Make their work more interesting. It's a fact of life: Familiarity does breed contempt. That's why one of the great demotivators is plain old boredom. To the degree that you can make a person's work meaningful to him, to that degree you will spur him to realize his own highest potential. When people's work excite them, they come alive; they walk differently, they talk differently, they work differently. If you want your own people to do their jobs with dedication, help them enjoy what they're doing. This may require that you build more decision making into their work—more creativity, more variety, more challenge.

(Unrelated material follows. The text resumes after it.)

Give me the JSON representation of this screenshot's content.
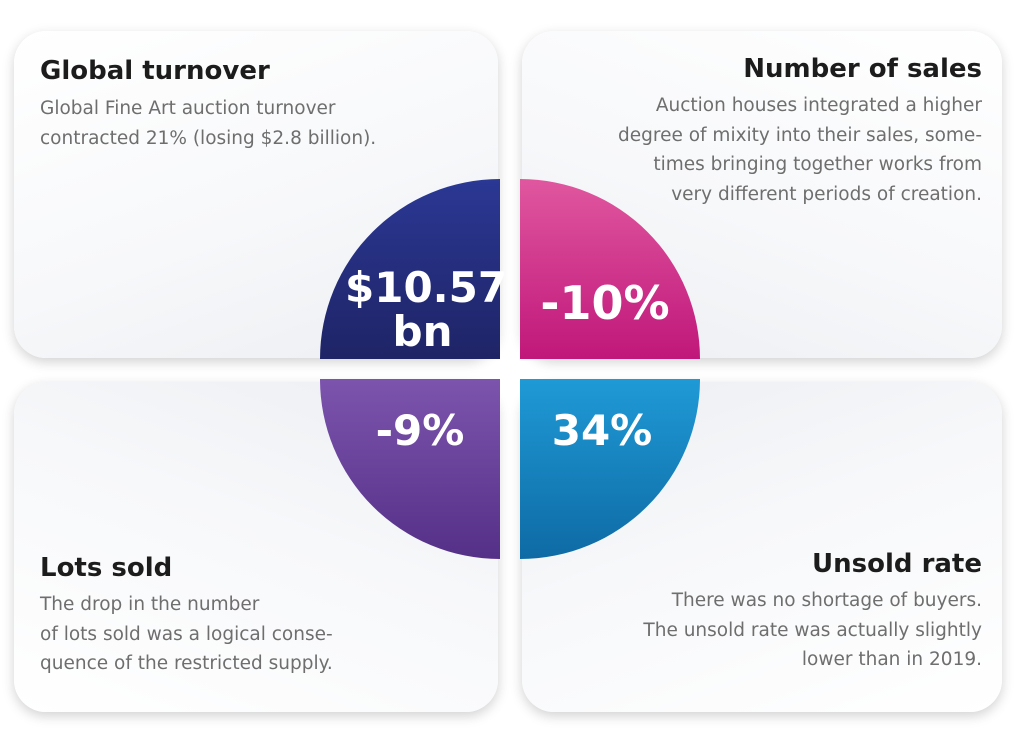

Give them additional responsibility. This doesn't mean simply giving them more work. It means giving them work of greater importance that requires a higher level of knowledge and skill. The amount of additional responsibility will vary with the individual, of course, but if you haven't reconsidered in the last six months or so what your people are being asked to do, it may be time to reassess their workloads.

Help them grow. If any of your people have been in the same job for more than five years, something may be wrong. If they are not promotable, that means they've gained no new knowledge or skills under your management. And since people seldom develop on their own, it means further that you have been remiss in your duty as a supervisor. You ought to be providing help and direction by seeing to it that all your people are exposed to training either inside or outside your organization and making sure that each has an annual program for individual growth.

The Products Finishing Staff regrets to inform its readers that Ted Pollock recently passed away and this will be the final installment of his Management Methods Column. Mr. Pollock has been an excellent addition to the magazine and has always been a favorite among readers. He and his column will be greatly missed.